Hi there.
I’m using Aspose.Words with Docker Image aspose/words-cloud:22.9 Docker, and scanning my images I found some vulnerabilities in 2 packages, they are:
linux.5.10.140-1. (22 CVEs)
dbus.1.12.20-2. (3 CVEs)
Is there some workaround to fix this?
I’m trying to use the commands apt-get -y update && apt-get -y upgrade, but the vulnerabilities are still there.

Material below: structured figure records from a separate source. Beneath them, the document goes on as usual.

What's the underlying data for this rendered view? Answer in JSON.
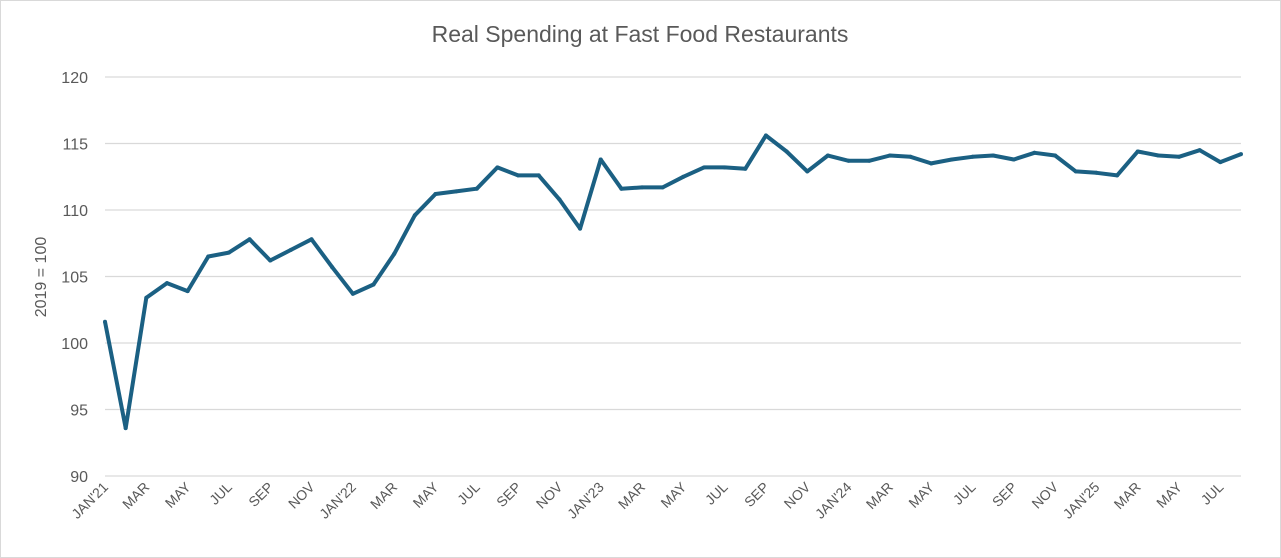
{
  "chart_data": {
    "type": "line",
    "title": "Real Spending at Fast Food Restaurants",
    "xlabel": "",
    "ylabel": "2019 = 100",
    "ylim": [
      90,
      120
    ],
    "yticks": [
      90,
      95,
      100,
      105,
      110,
      115,
      120
    ],
    "grid": true,
    "legend": "none",
    "line_color": "#1b6083",
    "x_tick_labels": [
      "JAN'21",
      "MAR",
      "MAY",
      "JUL",
      "SEP",
      "NOV",
      "JAN'22",
      "MAR",
      "MAY",
      "JUL",
      "SEP",
      "NOV",
      "JAN'23",
      "MAR",
      "MAY",
      "JUL",
      "SEP",
      "NOV",
      "JAN'24",
      "MAR",
      "MAY",
      "JUL",
      "SEP",
      "NOV",
      "JAN'25",
      "MAR",
      "MAY",
      "JUL"
    ],
    "series": [
      {
        "name": "Real Spending at Fast Food Restaurants",
        "x": [
          "2021-01",
          "2021-02",
          "2021-03",
          "2021-04",
          "2021-05",
          "2021-06",
          "2021-07",
          "2021-08",
          "2021-09",
          "2021-10",
          "2021-11",
          "2021-12",
          "2022-01",
          "2022-02",
          "2022-03",
          "2022-04",
          "2022-05",
          "2022-06",
          "2022-07",
          "2022-08",
          "2022-09",
          "2022-10",
          "2022-11",
          "2022-12",
          "2023-01",
          "2023-02",
          "2023-03",
          "2023-04",
          "2023-05",
          "2023-06",
          "2023-07",
          "2023-08",
          "2023-09",
          "2023-10",
          "2023-11",
          "2023-12",
          "2024-01",
          "2024-02",
          "2024-03",
          "2024-04",
          "2024-05",
          "2024-06",
          "2024-07",
          "2024-08",
          "2024-09",
          "2024-10",
          "2024-11",
          "2024-12",
          "2025-01",
          "2025-02",
          "2025-03",
          "2025-04",
          "2025-05",
          "2025-06",
          "2025-07",
          "2025-08"
        ],
        "values": [
          101.6,
          93.6,
          103.4,
          104.5,
          103.9,
          106.5,
          106.8,
          107.8,
          106.2,
          107.0,
          107.8,
          105.7,
          103.7,
          104.4,
          106.7,
          109.6,
          111.2,
          111.4,
          111.6,
          113.2,
          112.6,
          112.6,
          110.8,
          108.6,
          113.8,
          111.6,
          111.7,
          111.7,
          112.5,
          113.2,
          113.2,
          113.1,
          115.6,
          114.4,
          112.9,
          114.1,
          113.7,
          113.7,
          114.1,
          114.0,
          113.5,
          113.8,
          114.0,
          114.1,
          113.8,
          114.3,
          114.1,
          112.9,
          112.8,
          112.6,
          114.4,
          114.1,
          114.0,
          114.5,
          113.6,
          114.2
        ]
      }
    ]
  }
}
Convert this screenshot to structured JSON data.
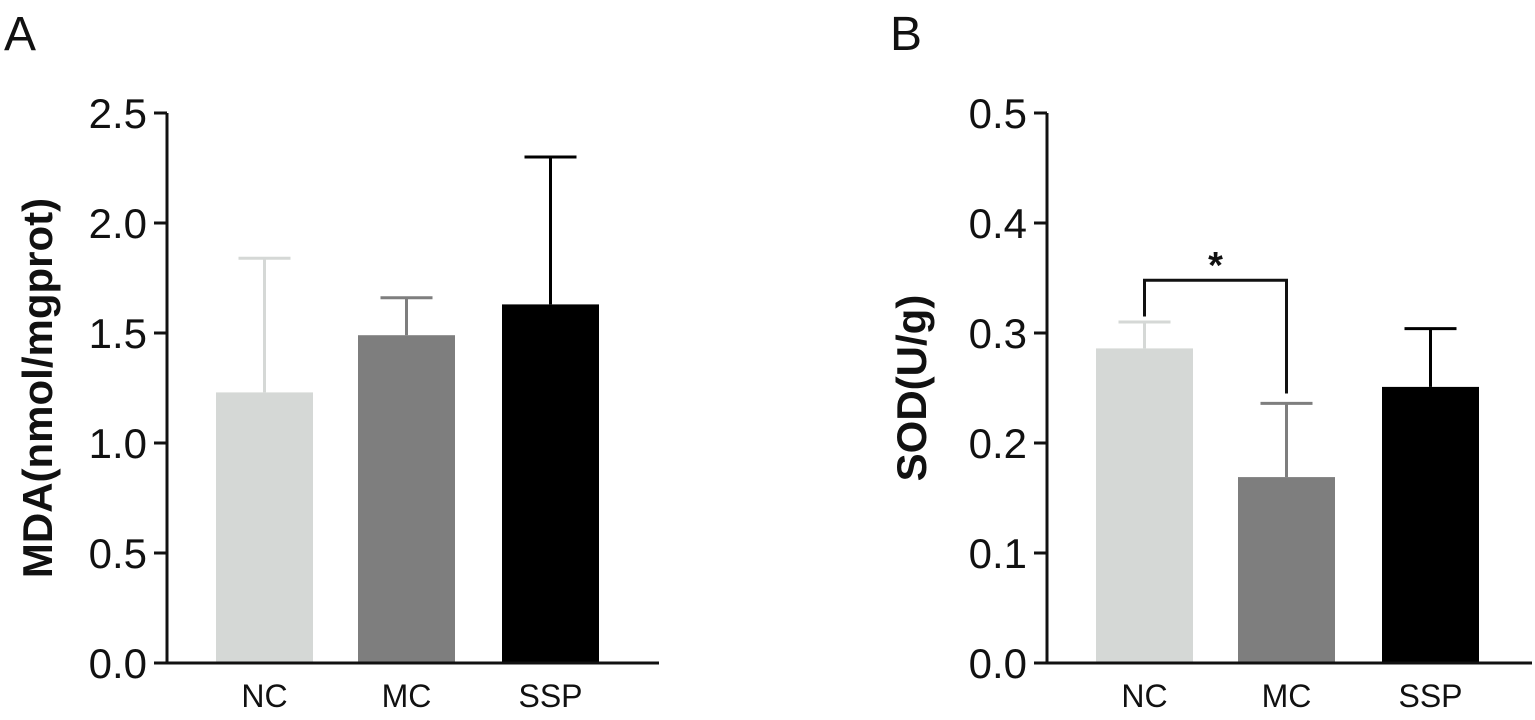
{
  "figure": {
    "panels": [
      "A",
      "B"
    ]
  },
  "chart_data": [
    {
      "type": "bar",
      "panel": "A",
      "title": "",
      "xlabel": "",
      "ylabel": "MDA(nmol/mgprot)",
      "categories": [
        "NC",
        "MC",
        "SSP"
      ],
      "values": [
        1.23,
        1.49,
        1.63
      ],
      "error": [
        0.61,
        0.17,
        0.67
      ],
      "colors": [
        "#d5d8d6",
        "#7e7e7e",
        "#000000"
      ],
      "ylim": [
        0,
        2.5
      ],
      "yticks": [
        0.0,
        0.5,
        1.0,
        1.5,
        2.0,
        2.5
      ],
      "ytick_labels": [
        "0.0",
        "0.5",
        "1.0",
        "1.5",
        "2.0",
        "2.5"
      ],
      "annotations": []
    },
    {
      "type": "bar",
      "panel": "B",
      "title": "",
      "xlabel": "",
      "ylabel": "SOD(U/g)",
      "categories": [
        "NC",
        "MC",
        "SSP"
      ],
      "values": [
        0.286,
        0.169,
        0.251
      ],
      "error": [
        0.024,
        0.067,
        0.053
      ],
      "colors": [
        "#d5d8d6",
        "#7e7e7e",
        "#000000"
      ],
      "ylim": [
        0,
        0.5
      ],
      "yticks": [
        0.0,
        0.1,
        0.2,
        0.3,
        0.4,
        0.5
      ],
      "ytick_labels": [
        "0.0",
        "0.1",
        "0.2",
        "0.3",
        "0.4",
        "0.5"
      ],
      "annotations": [
        {
          "type": "significance",
          "from": "NC",
          "to": "MC",
          "label": "*",
          "bracket_y": 0.348,
          "left_drop_to": 0.315,
          "right_drop_to": 0.245
        }
      ]
    }
  ]
}
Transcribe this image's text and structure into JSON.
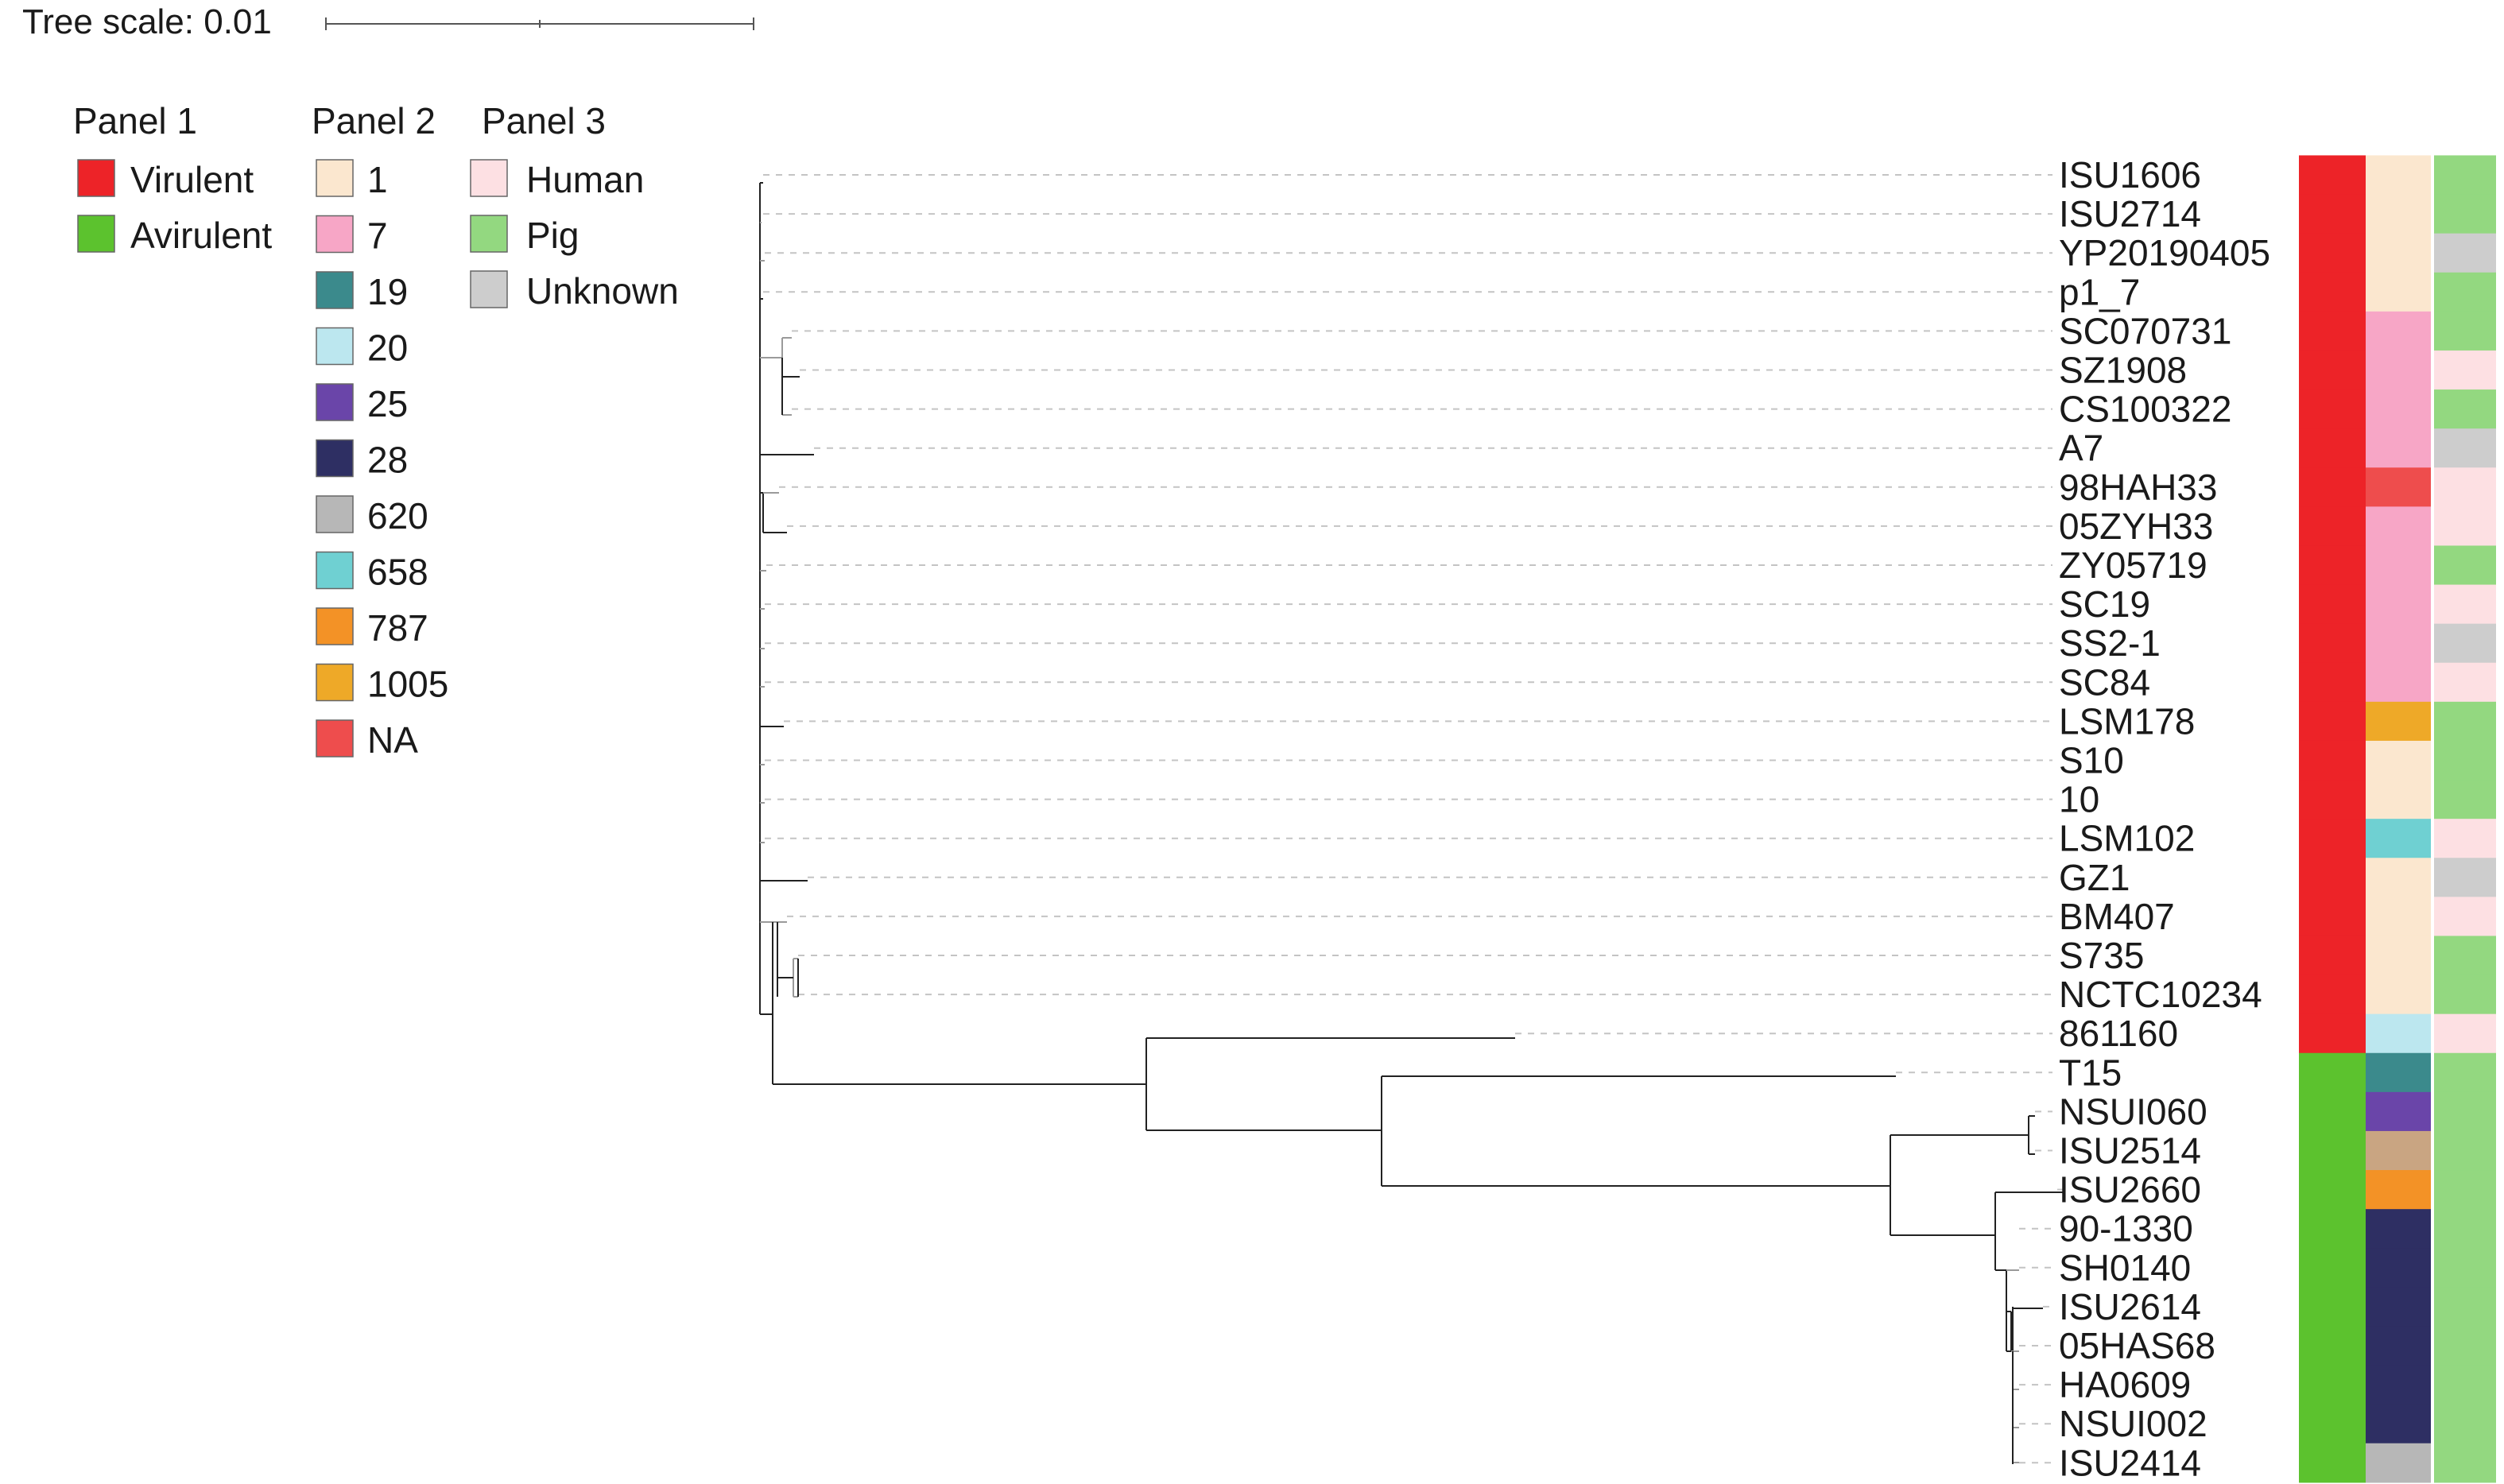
{
  "tree_scale": {
    "label": "Tree scale: 0.01"
  },
  "legend": {
    "panel1": {
      "title": "Panel 1",
      "items": [
        {
          "label": "Virulent",
          "color": "#ed2328"
        },
        {
          "label": "Avirulent",
          "color": "#5cc22e"
        }
      ]
    },
    "panel2": {
      "title": "Panel 2",
      "items": [
        {
          "label": "1",
          "color": "#fbe7cf"
        },
        {
          "label": "7",
          "color": "#f7a6c6"
        },
        {
          "label": "19",
          "color": "#3b8a8c"
        },
        {
          "label": "20",
          "color": "#bce7ef"
        },
        {
          "label": "25",
          "color": "#6a45a9"
        },
        {
          "label": "28",
          "color": "#2e2f63"
        },
        {
          "label": "620",
          "color": "#b7b7b7"
        },
        {
          "label": "658",
          "color": "#6fd0d2"
        },
        {
          "label": "787",
          "color": "#f39226"
        },
        {
          "label": "1005",
          "color": "#eea928"
        },
        {
          "label": "NA",
          "color": "#ee4d4d"
        }
      ]
    },
    "panel3": {
      "title": "Panel 3",
      "items": [
        {
          "label": "Human",
          "color": "#fde0e3"
        },
        {
          "label": "Pig",
          "color": "#93d880"
        },
        {
          "label": "Unknown",
          "color": "#cdcdcd"
        }
      ]
    }
  },
  "leaves": [
    {
      "name": "ISU1606",
      "panel1": "Virulent",
      "panel2": "1",
      "panel3": "Pig"
    },
    {
      "name": "ISU2714",
      "panel1": "Virulent",
      "panel2": "1",
      "panel3": "Pig"
    },
    {
      "name": "YP20190405",
      "panel1": "Virulent",
      "panel2": "1",
      "panel3": "Unknown"
    },
    {
      "name": "p1_7",
      "panel1": "Virulent",
      "panel2": "1",
      "panel3": "Pig"
    },
    {
      "name": "SC070731",
      "panel1": "Virulent",
      "panel2": "7",
      "panel3": "Pig"
    },
    {
      "name": "SZ1908",
      "panel1": "Virulent",
      "panel2": "7",
      "panel3": "Human"
    },
    {
      "name": "CS100322",
      "panel1": "Virulent",
      "panel2": "7",
      "panel3": "Pig"
    },
    {
      "name": "A7",
      "panel1": "Virulent",
      "panel2": "7",
      "panel3": "Unknown"
    },
    {
      "name": "98HAH33",
      "panel1": "Virulent",
      "panel2": "NA",
      "panel3": "Human"
    },
    {
      "name": "05ZYH33",
      "panel1": "Virulent",
      "panel2": "7",
      "panel3": "Human"
    },
    {
      "name": "ZY05719",
      "panel1": "Virulent",
      "panel2": "7",
      "panel3": "Pig"
    },
    {
      "name": "SC19",
      "panel1": "Virulent",
      "panel2": "7",
      "panel3": "Human"
    },
    {
      "name": "SS2-1",
      "panel1": "Virulent",
      "panel2": "7",
      "panel3": "Unknown"
    },
    {
      "name": "SC84",
      "panel1": "Virulent",
      "panel2": "7",
      "panel3": "Human"
    },
    {
      "name": "LSM178",
      "panel1": "Virulent",
      "panel2": "1005",
      "panel3": "Pig"
    },
    {
      "name": "S10",
      "panel1": "Virulent",
      "panel2": "1",
      "panel3": "Pig"
    },
    {
      "name": "10",
      "panel1": "Virulent",
      "panel2": "1",
      "panel3": "Pig"
    },
    {
      "name": "LSM102",
      "panel1": "Virulent",
      "panel2": "658",
      "panel3": "Human"
    },
    {
      "name": "GZ1",
      "panel1": "Virulent",
      "panel2": "1",
      "panel3": "Unknown"
    },
    {
      "name": "BM407",
      "panel1": "Virulent",
      "panel2": "1",
      "panel3": "Human"
    },
    {
      "name": "S735",
      "panel1": "Virulent",
      "panel2": "1",
      "panel3": "Pig"
    },
    {
      "name": "NCTC10234",
      "panel1": "Virulent",
      "panel2": "1",
      "panel3": "Pig"
    },
    {
      "name": "861160",
      "panel1": "Virulent",
      "panel2": "20",
      "panel3": "Human"
    },
    {
      "name": "T15",
      "panel1": "Avirulent",
      "panel2": "19",
      "panel3": "Pig"
    },
    {
      "name": "NSUI060",
      "panel1": "Avirulent",
      "panel2": "25",
      "panel3": "Pig"
    },
    {
      "name": "ISU2514",
      "panel1": "Avirulent",
      "panel2": "",
      "panel3": "Pig"
    },
    {
      "name": "ISU2660",
      "panel1": "Avirulent",
      "panel2": "787",
      "panel3": "Pig"
    },
    {
      "name": "90-1330",
      "panel1": "Avirulent",
      "panel2": "28",
      "panel3": "Pig"
    },
    {
      "name": "SH0140",
      "panel1": "Avirulent",
      "panel2": "28",
      "panel3": "Pig"
    },
    {
      "name": "ISU2614",
      "panel1": "Avirulent",
      "panel2": "28",
      "panel3": "Pig"
    },
    {
      "name": "05HAS68",
      "panel1": "Avirulent",
      "panel2": "28",
      "panel3": "Pig"
    },
    {
      "name": "HA0609",
      "panel1": "Avirulent",
      "panel2": "28",
      "panel3": "Pig"
    },
    {
      "name": "NSUI002",
      "panel1": "Avirulent",
      "panel2": "28",
      "panel3": "Pig"
    },
    {
      "name": "ISU2414",
      "panel1": "Avirulent",
      "panel2": "620",
      "panel3": "Pig"
    }
  ],
  "unlisted_colors": {
    "ISU2514_panel2": "#c9a582"
  }
}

Thanks for sharing your findings. We will appreciate it, if you please share your vulnerability reports with us as well. However, we have logged a ticket WORDSCLOUD-2139 to investigate the issue and will keep you updated about the issue resolution progress.
Thanks for log a ticket.
Here are the list of vulnerabilities (including CVE name and dependency package):
CVE-2015-20107 Critical 10 – python3.9 OS
CVE-2022-3570 Critical 9.8 – tiff OS
CVE-2021-46848 Critical 9.1 – libtasn1-6 OS
CVE-2019-19814 Critical 9.3 – linux OS
CVE-2022-2978 High 7.8 – linux OS
CVE-2022-3594 High 7.5 – linux OS
CVE-2022-3564 High 8 – linux OS
CVE-2022-2961 High 7 – linux OS
CVE-2022-3545 High 7.8 – linux OS
CVE-2022-1247 High 7 – linux OS
CVE-2022-3567 High 7.1 – linux OS
CVE-2021-3864 High 7 – linux OS
CVE-2021-29921 High 7.5 – python3.9 OS
CVE-2022-2867 High 8.8 – tiff OS
CVE-2022-2869 High 8.8 – tiff OS
CVE-2019-8457 High 7.5 – db5.3 OS
CVE-2019-15794 High 7.2 – linux OS
CVE-2013-7445 High 7.8 – linux OS
CVE-2022-3522 High 7 – linux OS
CVE-2021-3847 High 7.2 – linux OS
CVE-2022-0400 High 7.5 – linux OS
CVE-2021-3737 High 7.1 – python3.9 OS
CVE-2022-3565 High 8 – linux OS
CVE-2020-10735 High 7.5 – python3.9 OS
CVE-2022-3640 High 8.8 – linux OS
CVE-2021-3714 High 7.5 – linux OS
CVE-2022-3566 High 7.1 – linux OS
CVE-2022-3555 High 7.5 – libx11 OS
CVE-2022-3524 High 7.5 – linux OS
CVE-2022-3623 High 7.5 – linux OS
CVE-2022-3554 High 7.5 – libx11 OS
CVE-2022-39189 High 7.8 – linux OS
CVE-2022-2868 High 8.1 – tiff OS
I hope this to be helpful for you.
Thanks for your feedback. Definitely, it will help us in the issue investigation and its resolution.